Town defender Luke Woolfenden agrees it’s a case of now or never in terms of mounting the level of challenge necessary to capture a play-off place and keep alive the dream of promotion back to the Championship.
Despite the disappointing 2-0 loss at Bolton last week, as the Blues suffered their first defeat since new boss Kieran McKenna took charge last month, Town remain eight points adrift of sixth-placed Oxford United but insist they can be caught.
Victory on Saturday over an Accrington Stanley side currently one place and point ahead of them in the League One table looks like a must for McKenna’s men as they seek to close the gap between them and the play-off zone over their 20 remaining fixtures.
But Woolfenden knows that to have any chance they must achieve the sort of consistency between now and the end of April that has deserted them so far in the current campaign, the Blues’ best run of league form this season seeing them unbeaten over four games in October last year while Paul Cook was still in charge.

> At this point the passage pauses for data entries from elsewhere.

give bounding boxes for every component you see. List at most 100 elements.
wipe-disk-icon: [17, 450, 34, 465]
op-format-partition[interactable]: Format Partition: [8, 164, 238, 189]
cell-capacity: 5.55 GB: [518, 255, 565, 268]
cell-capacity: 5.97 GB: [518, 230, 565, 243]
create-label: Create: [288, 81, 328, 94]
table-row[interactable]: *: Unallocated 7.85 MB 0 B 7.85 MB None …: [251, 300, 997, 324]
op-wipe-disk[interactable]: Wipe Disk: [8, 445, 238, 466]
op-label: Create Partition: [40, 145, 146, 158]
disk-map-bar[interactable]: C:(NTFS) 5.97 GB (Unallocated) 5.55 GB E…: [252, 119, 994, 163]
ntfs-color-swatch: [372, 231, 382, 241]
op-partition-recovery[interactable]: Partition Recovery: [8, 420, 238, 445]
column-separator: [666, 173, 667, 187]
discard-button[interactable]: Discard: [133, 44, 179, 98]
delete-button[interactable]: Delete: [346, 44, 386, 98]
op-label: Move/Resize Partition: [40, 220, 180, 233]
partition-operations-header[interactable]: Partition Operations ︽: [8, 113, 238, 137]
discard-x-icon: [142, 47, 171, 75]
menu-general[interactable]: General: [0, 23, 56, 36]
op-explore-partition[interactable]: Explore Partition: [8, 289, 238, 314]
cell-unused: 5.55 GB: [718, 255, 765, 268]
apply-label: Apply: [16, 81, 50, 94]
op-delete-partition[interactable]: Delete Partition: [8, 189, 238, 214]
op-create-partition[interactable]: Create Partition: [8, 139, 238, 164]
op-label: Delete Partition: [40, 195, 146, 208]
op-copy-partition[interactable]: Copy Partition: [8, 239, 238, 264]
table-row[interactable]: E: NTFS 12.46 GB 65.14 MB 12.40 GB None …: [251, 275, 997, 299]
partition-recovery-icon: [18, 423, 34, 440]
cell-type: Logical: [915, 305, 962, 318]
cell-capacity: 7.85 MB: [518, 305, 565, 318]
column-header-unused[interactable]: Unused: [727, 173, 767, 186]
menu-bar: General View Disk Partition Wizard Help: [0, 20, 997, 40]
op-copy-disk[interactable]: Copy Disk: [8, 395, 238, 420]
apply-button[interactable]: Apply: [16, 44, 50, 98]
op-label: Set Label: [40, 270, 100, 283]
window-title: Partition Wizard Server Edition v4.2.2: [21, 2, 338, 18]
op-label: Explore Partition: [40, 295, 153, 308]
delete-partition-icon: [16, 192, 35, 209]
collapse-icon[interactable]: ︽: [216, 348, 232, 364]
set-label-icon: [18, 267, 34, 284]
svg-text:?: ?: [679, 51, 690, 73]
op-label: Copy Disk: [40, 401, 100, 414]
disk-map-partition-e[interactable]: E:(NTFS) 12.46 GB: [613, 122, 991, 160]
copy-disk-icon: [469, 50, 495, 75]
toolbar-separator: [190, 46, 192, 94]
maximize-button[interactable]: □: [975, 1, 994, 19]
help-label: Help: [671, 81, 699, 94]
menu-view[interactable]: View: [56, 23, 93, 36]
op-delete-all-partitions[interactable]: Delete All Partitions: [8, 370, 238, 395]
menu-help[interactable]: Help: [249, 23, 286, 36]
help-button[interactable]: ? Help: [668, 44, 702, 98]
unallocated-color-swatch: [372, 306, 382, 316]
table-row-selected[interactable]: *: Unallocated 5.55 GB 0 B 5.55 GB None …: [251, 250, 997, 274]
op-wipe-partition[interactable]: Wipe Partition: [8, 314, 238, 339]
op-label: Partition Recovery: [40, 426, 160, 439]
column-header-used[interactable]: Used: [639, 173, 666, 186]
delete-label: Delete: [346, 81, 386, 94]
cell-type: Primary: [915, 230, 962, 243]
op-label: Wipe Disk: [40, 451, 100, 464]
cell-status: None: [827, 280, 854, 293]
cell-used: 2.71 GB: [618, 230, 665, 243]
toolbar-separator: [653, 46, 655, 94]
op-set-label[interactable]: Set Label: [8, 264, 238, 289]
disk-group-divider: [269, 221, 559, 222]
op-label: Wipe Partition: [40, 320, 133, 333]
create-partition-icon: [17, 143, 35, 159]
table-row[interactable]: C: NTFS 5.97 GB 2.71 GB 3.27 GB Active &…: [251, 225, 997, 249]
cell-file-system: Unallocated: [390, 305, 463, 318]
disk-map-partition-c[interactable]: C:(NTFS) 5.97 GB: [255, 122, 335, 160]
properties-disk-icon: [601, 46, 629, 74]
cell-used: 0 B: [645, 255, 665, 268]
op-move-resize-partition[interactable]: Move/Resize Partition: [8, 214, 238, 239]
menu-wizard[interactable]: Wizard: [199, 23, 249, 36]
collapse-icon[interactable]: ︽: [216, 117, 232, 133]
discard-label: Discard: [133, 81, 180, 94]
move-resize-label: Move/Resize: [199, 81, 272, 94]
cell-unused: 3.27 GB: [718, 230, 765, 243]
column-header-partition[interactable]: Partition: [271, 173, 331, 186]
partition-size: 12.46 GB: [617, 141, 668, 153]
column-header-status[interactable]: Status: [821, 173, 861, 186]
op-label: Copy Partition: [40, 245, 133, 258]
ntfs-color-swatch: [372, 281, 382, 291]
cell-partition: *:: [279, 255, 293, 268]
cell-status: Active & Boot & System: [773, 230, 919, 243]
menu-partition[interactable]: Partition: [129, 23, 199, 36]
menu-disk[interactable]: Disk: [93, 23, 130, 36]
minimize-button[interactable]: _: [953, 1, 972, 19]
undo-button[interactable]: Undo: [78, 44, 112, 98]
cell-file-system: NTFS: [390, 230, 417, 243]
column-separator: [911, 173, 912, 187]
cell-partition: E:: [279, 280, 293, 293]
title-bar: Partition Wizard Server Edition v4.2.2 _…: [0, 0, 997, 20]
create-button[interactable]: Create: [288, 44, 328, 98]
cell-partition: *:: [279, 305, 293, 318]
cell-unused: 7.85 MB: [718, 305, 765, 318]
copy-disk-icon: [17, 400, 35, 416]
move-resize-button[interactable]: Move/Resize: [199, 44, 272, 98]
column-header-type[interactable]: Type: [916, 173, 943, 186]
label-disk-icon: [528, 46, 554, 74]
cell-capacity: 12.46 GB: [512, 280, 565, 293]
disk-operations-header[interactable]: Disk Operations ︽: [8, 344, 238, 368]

"The inconsistency is something we have been desperate to put right,” said the 23-year-old defender.
"It has happened a few times this season, where we’ve thought ‘Now we’ll kick on’ and it just hasn’t happened like that.
"But we need to keep working on it, although to be fair the Wycombe and Gillingham games were good signs and while the Bolton result wasn’t a good sign I thought there were parts of the performance that would be encouraging for the manager.
"It was probably a game that, if anything, it should have ended nil-nil. I don’t think it was a game that either team really did enough to win and probably neither team really deserved to lose, the way it was going.
"If anything, we probably controlled the game better in the second half, which was what made it frustrating because we conceded two really poor goals.
"We have to go on a serious run now because the games tend to fly by at this stage of the season.
"It’s pretty much Saturday-Tuesday for the rest of the season, so we need to get the results and the consistency we need to go on a run.
"We’ve got eight points to make up to get into the play-offs and the only way we can do it is by putting a run together.
"I haven’t given any thought to next season and what happens if we miss out this time round. Right now I think everyone is fully focused on this season because we all believe we can still do it. It’s been done before and the way our performances have been going I don’t think there’s any reason why we can’t do it now.”
Life under new boss McKenna is going well for academy graduate Woolfenden, who was enlisted at the age of 11 when he was attending East Bergholt High School. He progressed to make his senior debut in August 2017 in a 2-0 win over Luton in the League Cup and in April the following year he made his first Championship appearance in a 4-0 victory at Reading.
He added: "I feel it’s been going really well with the new manager and I really enjoy the way we play. The training sessions are really good, as are the gym sessions, which are well worked, and the strategies towards the game plan as well. It has been really enjoyable.
"I think he believes in everyone and with the way we play out from the back he’s told me that I suit the way he wants us to play.
"I think there are times when it opens up for me to go forward, which is something that when I first came into the team it was probably taken away from me as I went on to make more appearances.
"I had to be more of a defender than concentrating on trying to get forward but hopefully I can now get back to playing how I was when I first got into the team.”
Asked if former manager Cook maybe didn’t fully believe in him, Woolfenden replied: "I don’t think it was that. When results aren’t going well and you’ve spent a lot of money on centre-backs you are going to have to play them at some point. He made that pretty clear to me, to be fair, and I had no problem with it.
"When he took me out of the team he said I was playing well but results weren’t going well and we were conceding a lot of goals, so he had to try something else, which was fair enough.”